Researchers have considered many reasons for the rise in the nonmarital birthrate—the welfare state, the decline of morals, the increasing independence of women, even gay marriage. But one that people on neither the left nor the right talk about much is how it’s connected to abortion. The working class had long dealt with the inconvenient fact of an accidental pregnancy through the shotgun marriage. As blue-collar jobs paying a family wage have disappeared, however, so has early marriage. Women are then left with two choices: They can delay childbearing (which might entail getting an abortion at some point) until the right man comes along or get more comfortable with the idea of becoming single mothers. College-educated elites have endorsed the first option, but everyone else is drifting toward the second. In geographical regions and social classes where the stigma for having an abortion is high, the nonmarital birthrate is also high. Without really thinking about it or setting up any structures to support it, women in more conservative communities are raising children alone. This is a legacy the pro-life movement has not really grappled with.

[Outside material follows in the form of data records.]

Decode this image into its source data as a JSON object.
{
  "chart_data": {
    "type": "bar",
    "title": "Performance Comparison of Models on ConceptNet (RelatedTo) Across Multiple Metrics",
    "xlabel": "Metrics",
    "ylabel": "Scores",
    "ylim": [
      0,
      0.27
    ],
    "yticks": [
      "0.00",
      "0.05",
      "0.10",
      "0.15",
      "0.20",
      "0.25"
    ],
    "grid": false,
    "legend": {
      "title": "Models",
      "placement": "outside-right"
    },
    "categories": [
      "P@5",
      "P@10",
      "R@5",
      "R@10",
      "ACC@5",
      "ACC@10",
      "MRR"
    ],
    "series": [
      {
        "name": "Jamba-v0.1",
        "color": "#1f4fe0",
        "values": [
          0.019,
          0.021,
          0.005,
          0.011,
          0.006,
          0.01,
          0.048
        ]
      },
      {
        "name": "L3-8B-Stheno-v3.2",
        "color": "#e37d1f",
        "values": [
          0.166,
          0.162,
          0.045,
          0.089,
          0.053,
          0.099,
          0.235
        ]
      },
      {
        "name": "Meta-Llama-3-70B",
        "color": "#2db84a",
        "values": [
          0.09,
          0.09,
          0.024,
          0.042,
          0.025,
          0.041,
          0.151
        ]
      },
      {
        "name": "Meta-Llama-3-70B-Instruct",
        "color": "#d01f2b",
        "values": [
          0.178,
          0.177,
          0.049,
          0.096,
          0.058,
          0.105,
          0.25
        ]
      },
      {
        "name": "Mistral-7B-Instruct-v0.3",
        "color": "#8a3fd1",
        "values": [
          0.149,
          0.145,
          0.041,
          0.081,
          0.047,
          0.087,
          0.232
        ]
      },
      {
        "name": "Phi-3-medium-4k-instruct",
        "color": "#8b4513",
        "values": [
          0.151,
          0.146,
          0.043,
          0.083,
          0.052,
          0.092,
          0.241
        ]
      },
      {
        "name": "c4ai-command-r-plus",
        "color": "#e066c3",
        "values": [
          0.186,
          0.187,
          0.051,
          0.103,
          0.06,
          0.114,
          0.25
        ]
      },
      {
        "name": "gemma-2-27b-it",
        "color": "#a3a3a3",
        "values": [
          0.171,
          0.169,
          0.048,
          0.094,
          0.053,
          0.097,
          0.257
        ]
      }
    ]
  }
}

It is worth noting that there is a lot of complexity hiding behind "single" vs. "married" motherhood. Because of these social forces, conservatives tend to conflate women giving birth without being married first with women raising children alone. In reality, a lot of "unwed" mothers are living with the fathers and many of them will eventually marry. In addition, a lot of single mothers were married but have divorced the fathers. High rates of single parenthood do not suggest that people are abandoning marriage or partnership as an ideal.
And let's be clear: None of this means that the right has given up the idea that women should be punished for having sex. The anti-abortion and anti-contraception crackdown makes that abundantly clear. Bullying, guilt-tripping, or forcing women to become single mothers instead of choosing abortion is just a way to create "consequences" for sex. They've just learned to dress it up a little more to make it seem a little less hateful. But Bush's 1995 book is a nice reminder of the ugly thoughts lurking under the pretty, faux-compassionate smiles.